While mobile manufacturer HTC is experiencing a brief renaissance of sorts throughout Asia, the once strong Android partner is quickly slipping into irrelevance in the North American market, according to an article in the E-Commerce Times.
Its early innovation with Google’s Android platform established HTC as a smartphone leader several years ago, but much like other big names in the mobile market like RIM and Nokia, the Taiwanese company simply failed to continue to innovate, watching its mobile momentum come to a grinding halt. In fact, while new HTC releases are finding some success in China, here in North American the company has simply not been able to compete with the likes of Samsung and Apple.

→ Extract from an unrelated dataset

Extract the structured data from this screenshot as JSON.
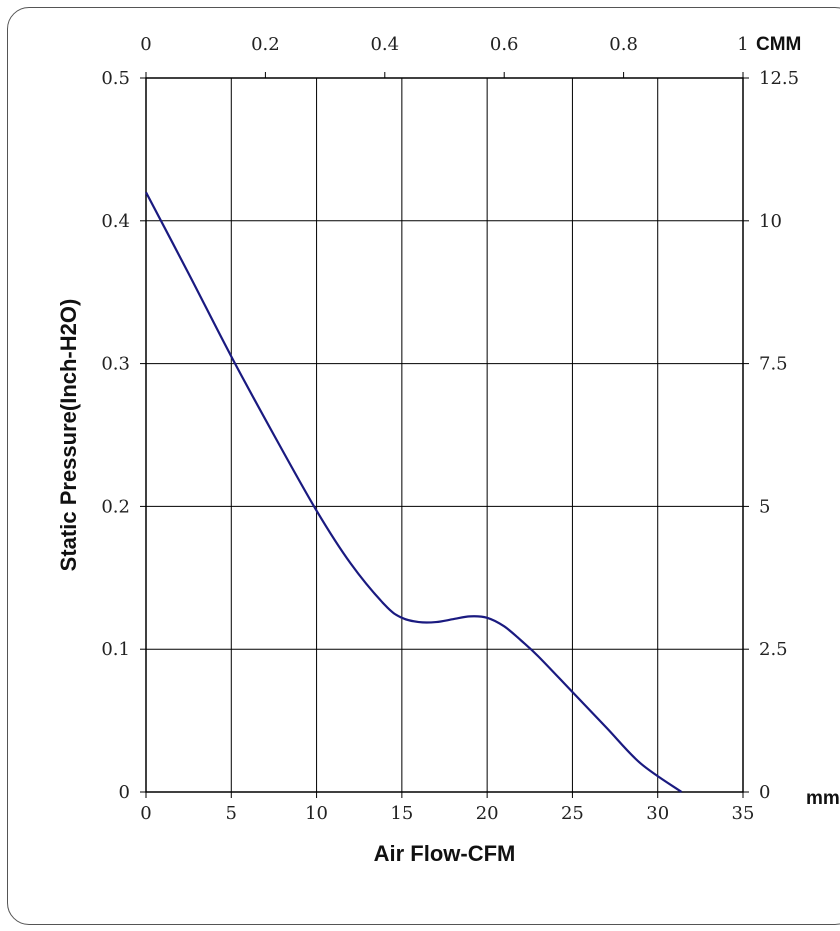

The result of this stagnation was another disappointing quarterly report that saw a dramatic drop in HTC’s revenues compared to last year, and looking forward, it doesn’t look like anything is about to change.
“HTC gained a lot of momentum because it gambled early on Android, and because its Sense user interface was a pretty big improvement on the UI Google packaged with its operating system,” GigaOm Pro’s Colin Gibbs explained in a recent interview with E-Commerce Times. “But it didn’t build on that head start by continuing to innovate with that user interface.”
Recently HTC has tried to remedy this problem, launching new lines like the HTC One series, the Desire series, the EVO 4G LTE and the Droid Incredibly 4G LTE, as well as unveiling the company’s new digital content program called “HTC Connect,” but so far these efforts have been for not.
That said, however, the company’s Desire V series launched in China recently has had experienced a great deal of success, but as everyone in the mobile market knows, the really measure of success still remains the North American market. As Gibbs notes, the smartphone market is a cutthroat business, and if you’re not providing your customers with cutting edge technology and upgrades on regular intervals, you’re going to lose ground fast.
While this most recent quarterly report and the forecast for the next quarter are certainly gloomy, this wasn’t the start of HTC’s downward slide. In a piece I wrote late last year I compared HTC’s struggles to those of Nokia and RIM, noting that in all three cases the key factor was stagnation, a lack of innovation.
“[HTC’s] industrial design hasn’t changed for almost two years. Unless it launches a really different phone, it’s hard to sell the product at a premium price,” said Roxy Wong, analyst at Mirae Asset Management in Hong Kong.
In the end, there is certainly a chance that HTC could reverse its flagging fortunes and regain lost ground to Samsung and Apple in the North American market, but in all the cases of market stagnation that I’ve seen it’s rarely happened. For HTC to succeed it’s going to take a total rethink, a reinvention of its brand, its devices, and its image. Most of all, I’ve found, such a turn around takes humility, acknowledging the failure to innovate…something almost impossible to achieve for mobile companies who have already tasted the sweet apple of success.